«Ser es defenderse», Ramiro de Maeztu
Un 33% procedía de Venezuela

Cáritas reconoce que el 64% de las personas atendidas en 2025 fueron extranjeras y adquirieron un piso para inmigrantes ilegales en Tenerife

Cáritas junto a inmigrantes ilegales. Redes sociales

La organización Cáritas Diocesana de Tenerife ha reconocido que el 63,9% de las personas a las que atendió en 2025 eran extranjeras, en un contexto en el que la entidad ha puesto en marcha un piso específico de acogida para jóvenes inmigrantes que llegaron a Canarias de forma ilegal por la ruta atlántica.

Según la memoria institucional presentada por la propia entidad y avanzada por @CanarioToday, Cáritas Tenerife acompañó el año pasado a 12.466 personas y 3.625 hogares. Seis de cada diez usuarios eran inmigrantes, en su mayoría iberoamericanos: un 33% procedía de Venezuela, un 10% de Cuba y un 7% de Colombia. Las mujeres representaron el 58,8% de los atendidos.
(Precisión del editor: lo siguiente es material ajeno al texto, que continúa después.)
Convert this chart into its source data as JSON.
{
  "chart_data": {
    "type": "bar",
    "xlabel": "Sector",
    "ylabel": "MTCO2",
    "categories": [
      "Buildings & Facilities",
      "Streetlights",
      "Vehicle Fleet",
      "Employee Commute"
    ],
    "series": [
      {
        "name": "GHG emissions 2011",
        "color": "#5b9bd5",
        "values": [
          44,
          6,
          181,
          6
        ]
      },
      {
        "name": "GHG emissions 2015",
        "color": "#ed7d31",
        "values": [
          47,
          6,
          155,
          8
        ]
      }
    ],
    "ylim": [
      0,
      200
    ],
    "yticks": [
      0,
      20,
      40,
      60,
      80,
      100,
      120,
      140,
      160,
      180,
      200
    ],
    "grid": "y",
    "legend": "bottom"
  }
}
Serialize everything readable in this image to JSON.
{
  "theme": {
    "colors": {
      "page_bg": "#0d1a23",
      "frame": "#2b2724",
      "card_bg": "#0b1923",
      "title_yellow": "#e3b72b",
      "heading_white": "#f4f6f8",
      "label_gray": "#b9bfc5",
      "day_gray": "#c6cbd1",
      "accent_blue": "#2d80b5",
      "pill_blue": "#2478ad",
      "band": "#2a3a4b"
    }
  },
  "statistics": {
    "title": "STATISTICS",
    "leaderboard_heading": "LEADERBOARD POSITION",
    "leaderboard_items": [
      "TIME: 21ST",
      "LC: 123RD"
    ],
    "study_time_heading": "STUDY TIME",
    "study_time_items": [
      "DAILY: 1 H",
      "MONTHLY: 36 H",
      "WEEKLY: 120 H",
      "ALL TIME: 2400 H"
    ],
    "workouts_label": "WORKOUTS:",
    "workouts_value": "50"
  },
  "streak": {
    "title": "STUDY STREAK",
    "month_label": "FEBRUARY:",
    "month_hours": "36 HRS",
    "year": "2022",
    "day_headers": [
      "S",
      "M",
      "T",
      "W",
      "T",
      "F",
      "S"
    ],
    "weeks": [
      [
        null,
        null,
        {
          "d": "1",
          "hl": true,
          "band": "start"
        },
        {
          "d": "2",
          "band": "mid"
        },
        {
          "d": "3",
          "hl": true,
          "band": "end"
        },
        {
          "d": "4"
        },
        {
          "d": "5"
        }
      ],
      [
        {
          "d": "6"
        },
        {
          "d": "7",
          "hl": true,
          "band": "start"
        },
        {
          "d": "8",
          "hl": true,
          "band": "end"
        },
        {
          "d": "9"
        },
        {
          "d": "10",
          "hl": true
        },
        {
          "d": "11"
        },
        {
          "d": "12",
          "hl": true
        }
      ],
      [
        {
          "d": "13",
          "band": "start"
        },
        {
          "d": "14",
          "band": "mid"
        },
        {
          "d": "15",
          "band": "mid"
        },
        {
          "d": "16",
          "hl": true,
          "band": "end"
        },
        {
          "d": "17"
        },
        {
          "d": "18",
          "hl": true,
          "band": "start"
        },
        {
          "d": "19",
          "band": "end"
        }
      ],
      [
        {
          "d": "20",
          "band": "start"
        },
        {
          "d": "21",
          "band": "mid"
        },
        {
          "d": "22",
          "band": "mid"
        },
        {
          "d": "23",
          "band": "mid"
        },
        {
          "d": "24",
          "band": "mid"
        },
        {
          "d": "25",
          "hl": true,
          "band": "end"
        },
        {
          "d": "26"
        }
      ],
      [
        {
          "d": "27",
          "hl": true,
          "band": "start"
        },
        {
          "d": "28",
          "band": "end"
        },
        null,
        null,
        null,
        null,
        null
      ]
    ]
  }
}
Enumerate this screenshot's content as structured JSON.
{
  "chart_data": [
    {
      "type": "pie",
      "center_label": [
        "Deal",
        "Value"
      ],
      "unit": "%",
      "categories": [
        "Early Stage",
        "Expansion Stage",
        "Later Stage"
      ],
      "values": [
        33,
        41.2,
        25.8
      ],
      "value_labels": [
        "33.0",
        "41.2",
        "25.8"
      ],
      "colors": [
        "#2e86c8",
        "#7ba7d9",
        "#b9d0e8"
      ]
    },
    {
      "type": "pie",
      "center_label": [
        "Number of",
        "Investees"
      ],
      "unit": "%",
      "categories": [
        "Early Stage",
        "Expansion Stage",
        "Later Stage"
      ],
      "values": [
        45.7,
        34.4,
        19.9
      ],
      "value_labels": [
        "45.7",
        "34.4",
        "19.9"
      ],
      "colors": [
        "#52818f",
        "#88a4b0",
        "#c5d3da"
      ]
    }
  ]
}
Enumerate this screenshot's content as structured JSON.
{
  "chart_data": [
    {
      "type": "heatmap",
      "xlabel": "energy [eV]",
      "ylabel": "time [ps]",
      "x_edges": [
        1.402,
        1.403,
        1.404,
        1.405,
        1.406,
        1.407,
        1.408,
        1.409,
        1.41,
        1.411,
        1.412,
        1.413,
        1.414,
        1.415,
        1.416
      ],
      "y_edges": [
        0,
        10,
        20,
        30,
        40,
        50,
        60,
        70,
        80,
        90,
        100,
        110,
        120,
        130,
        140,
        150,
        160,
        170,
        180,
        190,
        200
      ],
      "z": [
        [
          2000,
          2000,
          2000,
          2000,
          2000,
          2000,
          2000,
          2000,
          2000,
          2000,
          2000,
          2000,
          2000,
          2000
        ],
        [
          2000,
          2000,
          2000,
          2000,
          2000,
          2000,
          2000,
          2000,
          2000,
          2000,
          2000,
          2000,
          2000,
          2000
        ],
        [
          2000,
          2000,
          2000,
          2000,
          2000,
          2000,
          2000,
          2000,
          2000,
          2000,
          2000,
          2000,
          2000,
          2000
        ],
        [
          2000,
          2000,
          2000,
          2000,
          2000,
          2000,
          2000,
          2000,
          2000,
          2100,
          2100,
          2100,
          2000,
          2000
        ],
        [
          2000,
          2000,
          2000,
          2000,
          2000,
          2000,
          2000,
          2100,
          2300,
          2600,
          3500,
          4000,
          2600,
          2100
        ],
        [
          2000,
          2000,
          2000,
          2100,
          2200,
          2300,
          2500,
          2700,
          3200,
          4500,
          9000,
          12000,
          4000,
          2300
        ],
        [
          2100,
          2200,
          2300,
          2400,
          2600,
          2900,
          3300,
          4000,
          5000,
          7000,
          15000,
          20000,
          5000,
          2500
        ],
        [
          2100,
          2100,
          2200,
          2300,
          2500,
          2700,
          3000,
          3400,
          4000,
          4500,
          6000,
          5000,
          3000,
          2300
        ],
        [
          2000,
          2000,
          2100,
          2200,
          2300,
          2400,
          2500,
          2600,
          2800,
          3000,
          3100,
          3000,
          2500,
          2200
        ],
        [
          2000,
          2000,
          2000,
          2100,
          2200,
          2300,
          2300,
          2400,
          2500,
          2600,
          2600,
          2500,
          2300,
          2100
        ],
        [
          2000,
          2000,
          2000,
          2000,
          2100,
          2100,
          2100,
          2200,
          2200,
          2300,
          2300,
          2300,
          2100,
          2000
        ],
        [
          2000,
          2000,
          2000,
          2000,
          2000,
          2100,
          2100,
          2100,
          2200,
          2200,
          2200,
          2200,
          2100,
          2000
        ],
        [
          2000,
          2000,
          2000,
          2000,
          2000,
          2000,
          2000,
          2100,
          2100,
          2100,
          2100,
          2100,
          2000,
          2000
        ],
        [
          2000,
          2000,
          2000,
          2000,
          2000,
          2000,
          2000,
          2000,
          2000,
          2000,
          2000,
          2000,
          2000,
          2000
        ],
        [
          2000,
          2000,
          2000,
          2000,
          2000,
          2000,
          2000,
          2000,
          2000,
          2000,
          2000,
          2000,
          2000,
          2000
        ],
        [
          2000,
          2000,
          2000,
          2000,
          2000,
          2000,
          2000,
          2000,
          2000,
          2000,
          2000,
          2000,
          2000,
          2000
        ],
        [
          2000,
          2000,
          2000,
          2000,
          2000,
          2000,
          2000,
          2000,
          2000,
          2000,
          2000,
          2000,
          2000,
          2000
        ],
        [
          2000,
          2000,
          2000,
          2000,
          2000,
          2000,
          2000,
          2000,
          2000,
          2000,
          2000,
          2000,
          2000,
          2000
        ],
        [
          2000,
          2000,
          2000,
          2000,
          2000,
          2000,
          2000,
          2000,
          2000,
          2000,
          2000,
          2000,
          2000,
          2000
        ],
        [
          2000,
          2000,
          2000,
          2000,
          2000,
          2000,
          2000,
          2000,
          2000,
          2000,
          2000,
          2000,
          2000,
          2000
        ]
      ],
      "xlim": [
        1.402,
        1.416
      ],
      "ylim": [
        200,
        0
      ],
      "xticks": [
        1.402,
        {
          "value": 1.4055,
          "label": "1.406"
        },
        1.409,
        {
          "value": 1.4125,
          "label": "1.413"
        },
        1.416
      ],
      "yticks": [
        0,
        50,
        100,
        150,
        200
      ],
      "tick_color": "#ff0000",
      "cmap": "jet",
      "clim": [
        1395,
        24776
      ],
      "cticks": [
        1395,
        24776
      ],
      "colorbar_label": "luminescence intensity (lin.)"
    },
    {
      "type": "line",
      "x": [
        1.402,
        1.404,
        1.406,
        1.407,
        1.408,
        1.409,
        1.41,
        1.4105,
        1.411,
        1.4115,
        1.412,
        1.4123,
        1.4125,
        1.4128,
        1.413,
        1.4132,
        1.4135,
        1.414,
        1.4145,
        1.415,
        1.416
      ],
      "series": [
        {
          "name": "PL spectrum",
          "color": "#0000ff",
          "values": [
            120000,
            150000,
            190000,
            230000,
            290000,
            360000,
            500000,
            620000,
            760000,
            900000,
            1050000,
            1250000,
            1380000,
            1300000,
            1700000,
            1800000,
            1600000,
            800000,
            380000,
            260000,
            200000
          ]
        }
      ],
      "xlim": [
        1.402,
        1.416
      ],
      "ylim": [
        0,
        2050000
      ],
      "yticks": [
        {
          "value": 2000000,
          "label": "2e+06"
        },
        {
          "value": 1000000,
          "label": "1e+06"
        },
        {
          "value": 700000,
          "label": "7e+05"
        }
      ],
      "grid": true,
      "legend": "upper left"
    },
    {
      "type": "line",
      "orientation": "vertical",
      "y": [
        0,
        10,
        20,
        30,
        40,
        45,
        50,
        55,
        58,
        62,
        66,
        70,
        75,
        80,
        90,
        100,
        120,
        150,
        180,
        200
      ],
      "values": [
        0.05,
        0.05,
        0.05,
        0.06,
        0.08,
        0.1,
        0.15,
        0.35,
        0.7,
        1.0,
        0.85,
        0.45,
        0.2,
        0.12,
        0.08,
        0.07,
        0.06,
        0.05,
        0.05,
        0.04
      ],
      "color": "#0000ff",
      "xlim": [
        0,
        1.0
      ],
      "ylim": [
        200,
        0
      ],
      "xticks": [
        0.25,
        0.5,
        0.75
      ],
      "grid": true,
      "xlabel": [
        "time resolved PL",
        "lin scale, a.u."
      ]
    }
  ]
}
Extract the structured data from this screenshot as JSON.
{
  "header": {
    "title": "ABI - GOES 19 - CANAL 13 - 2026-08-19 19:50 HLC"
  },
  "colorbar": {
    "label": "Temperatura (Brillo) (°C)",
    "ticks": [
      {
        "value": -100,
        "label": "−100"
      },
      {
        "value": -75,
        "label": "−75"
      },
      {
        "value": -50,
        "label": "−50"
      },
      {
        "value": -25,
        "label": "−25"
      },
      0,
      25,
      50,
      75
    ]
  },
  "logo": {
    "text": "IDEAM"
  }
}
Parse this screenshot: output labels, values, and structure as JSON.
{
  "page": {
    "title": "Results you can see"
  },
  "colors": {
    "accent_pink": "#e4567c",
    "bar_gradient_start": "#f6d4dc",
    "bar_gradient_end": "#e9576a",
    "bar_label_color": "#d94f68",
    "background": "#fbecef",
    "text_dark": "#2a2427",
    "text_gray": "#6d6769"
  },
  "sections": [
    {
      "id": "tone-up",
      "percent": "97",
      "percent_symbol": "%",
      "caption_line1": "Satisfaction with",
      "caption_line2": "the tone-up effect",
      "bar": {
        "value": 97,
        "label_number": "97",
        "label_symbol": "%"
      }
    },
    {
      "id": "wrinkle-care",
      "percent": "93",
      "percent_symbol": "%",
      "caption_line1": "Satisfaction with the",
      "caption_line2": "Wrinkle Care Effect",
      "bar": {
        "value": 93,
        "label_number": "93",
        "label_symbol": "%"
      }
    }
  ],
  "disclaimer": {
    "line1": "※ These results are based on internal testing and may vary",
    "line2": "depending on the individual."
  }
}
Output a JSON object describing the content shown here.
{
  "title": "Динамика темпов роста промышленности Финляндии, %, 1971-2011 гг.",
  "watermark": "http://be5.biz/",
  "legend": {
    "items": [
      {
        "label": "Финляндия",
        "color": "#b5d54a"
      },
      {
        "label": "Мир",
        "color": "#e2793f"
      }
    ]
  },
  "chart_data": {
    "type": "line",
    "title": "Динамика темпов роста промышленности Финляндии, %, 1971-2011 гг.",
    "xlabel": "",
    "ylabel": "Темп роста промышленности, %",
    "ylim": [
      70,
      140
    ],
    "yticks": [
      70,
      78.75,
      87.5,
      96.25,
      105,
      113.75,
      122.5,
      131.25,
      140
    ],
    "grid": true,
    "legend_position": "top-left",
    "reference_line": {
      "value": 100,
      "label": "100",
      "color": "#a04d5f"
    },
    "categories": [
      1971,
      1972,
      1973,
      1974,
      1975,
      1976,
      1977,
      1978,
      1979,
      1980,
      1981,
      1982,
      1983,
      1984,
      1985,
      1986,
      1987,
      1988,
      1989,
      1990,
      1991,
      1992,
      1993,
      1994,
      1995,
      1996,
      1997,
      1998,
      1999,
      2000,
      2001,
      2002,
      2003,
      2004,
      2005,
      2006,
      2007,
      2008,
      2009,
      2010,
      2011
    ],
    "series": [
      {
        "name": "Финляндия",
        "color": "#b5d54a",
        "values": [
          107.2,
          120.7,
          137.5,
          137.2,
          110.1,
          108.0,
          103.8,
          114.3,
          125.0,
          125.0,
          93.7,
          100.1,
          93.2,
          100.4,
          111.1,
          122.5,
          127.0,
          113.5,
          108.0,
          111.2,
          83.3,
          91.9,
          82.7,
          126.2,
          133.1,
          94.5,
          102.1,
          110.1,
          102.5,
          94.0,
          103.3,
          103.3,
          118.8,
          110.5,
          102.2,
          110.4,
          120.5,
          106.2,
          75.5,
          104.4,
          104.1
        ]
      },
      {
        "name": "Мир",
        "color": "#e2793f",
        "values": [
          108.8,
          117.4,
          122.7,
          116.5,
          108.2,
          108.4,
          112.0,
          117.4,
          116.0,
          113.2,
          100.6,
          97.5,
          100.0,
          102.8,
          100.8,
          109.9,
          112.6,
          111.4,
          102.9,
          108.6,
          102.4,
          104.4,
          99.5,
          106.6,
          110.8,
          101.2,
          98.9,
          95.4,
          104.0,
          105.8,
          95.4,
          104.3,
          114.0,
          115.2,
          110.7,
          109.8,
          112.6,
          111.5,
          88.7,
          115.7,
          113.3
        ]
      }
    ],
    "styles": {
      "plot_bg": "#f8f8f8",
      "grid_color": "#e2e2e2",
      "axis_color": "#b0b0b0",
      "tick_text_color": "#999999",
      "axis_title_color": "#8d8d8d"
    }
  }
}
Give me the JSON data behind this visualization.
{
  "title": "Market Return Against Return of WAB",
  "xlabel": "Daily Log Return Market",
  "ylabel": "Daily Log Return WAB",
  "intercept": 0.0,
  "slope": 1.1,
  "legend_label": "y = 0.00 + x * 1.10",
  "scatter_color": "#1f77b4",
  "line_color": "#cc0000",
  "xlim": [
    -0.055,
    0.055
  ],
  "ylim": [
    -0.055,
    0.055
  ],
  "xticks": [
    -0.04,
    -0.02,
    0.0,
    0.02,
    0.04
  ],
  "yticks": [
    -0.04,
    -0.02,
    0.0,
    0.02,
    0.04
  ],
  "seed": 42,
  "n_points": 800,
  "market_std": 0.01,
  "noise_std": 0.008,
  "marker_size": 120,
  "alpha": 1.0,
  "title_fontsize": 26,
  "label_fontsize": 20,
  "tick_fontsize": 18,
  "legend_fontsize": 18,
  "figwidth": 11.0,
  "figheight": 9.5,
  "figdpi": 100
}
La responsable del Programa de Movilidad Humana, Arancha Méndez, insistió en que la organización «no hace diferenciación» por origen, nacionalidad o situación administrativa y que se limita a responder a las necesidades de cada persona.

Esa misma área de Movilidad Humana impulsó en 2025 el proyecto Ben, un recurso de acogida tipo hogar destinado a jóvenes migrantes ex tutelados de 18 a 25 años procedentes de la llamada ruta canaria. Se trata de un piso —gestionado con el apoyo de voluntarios parroquiales y de Cáritas Española— pensado para quienes llegaron en cayuco, pasaron por centros de menores y, al cumplir la mayoría de edad, quedaron sin red de tutela. Los primeros residentes, originarios de Gambia, Marruecos y Senegal, desembarcaron en Lanzarote, El Hierro o Los Cristianos. La entidad ha pedido a las parroquias de Santa Cruz de Tenerife que se impliquen en su integración.

En las últimas cuentas publicadas, correspondientes a 2024, aparecen 168.825 euros destinados a otros proyectos relacionados con la inmigración. Los recursos totales de Cáritas Tenerife han crecido de forma notable desde 2020, coincidiendo con el incremento de llegadas ilegales al archipiélago. En 2020 la entidad gestionó 6,7 millones de euros; en 2024 superó los 8,3 millones y en 2025 alcanzó los 9 millones, de los que casi el 70% procedieron de fondos públicos. El salto supone más de dos millones de euros adicionales respecto al inicio de la década.

El perfil de quienes viven en la calle, sin embargo, no coincide del todo con el de las oficinas de atención. Las unidades móviles de Cáritas atendieron a 1.376 personas sin hogar en 2025 —un 70% más que hace cinco años— y en ese colectivo predominan europeos (25%), seguidos de africanos (18%). Italianos, marroquíes y venezolanos aparecen con frecuencia entre quienes duermen en cuevas, caravanas o asentamientos. La entidad atribuye la diferencia a que los latinoamericanos suelen contar con redes de compatriotas que evitan que queden en la calle.

A escala nacional, Cáritas Española también cifra en un 57% el peso de las personas inmigrantes entre las más de un millón atendidas en 2025 dentro de España, muchas de ellas en situación administrativa irregular. En Tenerife, el dato local se sitúa por encima de esa media y coincide con la apertura de un recurso residencial específico para quienes llegaron de forma ilegal. La organización sostiene que su mandato es atender a quien lo necesita; el debate público, alimentado por estas cifras, se centra en si esa atención se ha desplazado de forma desproporcionada hacia la inmigración irregular mientras la pobreza entre canarios y españoles se cronifica.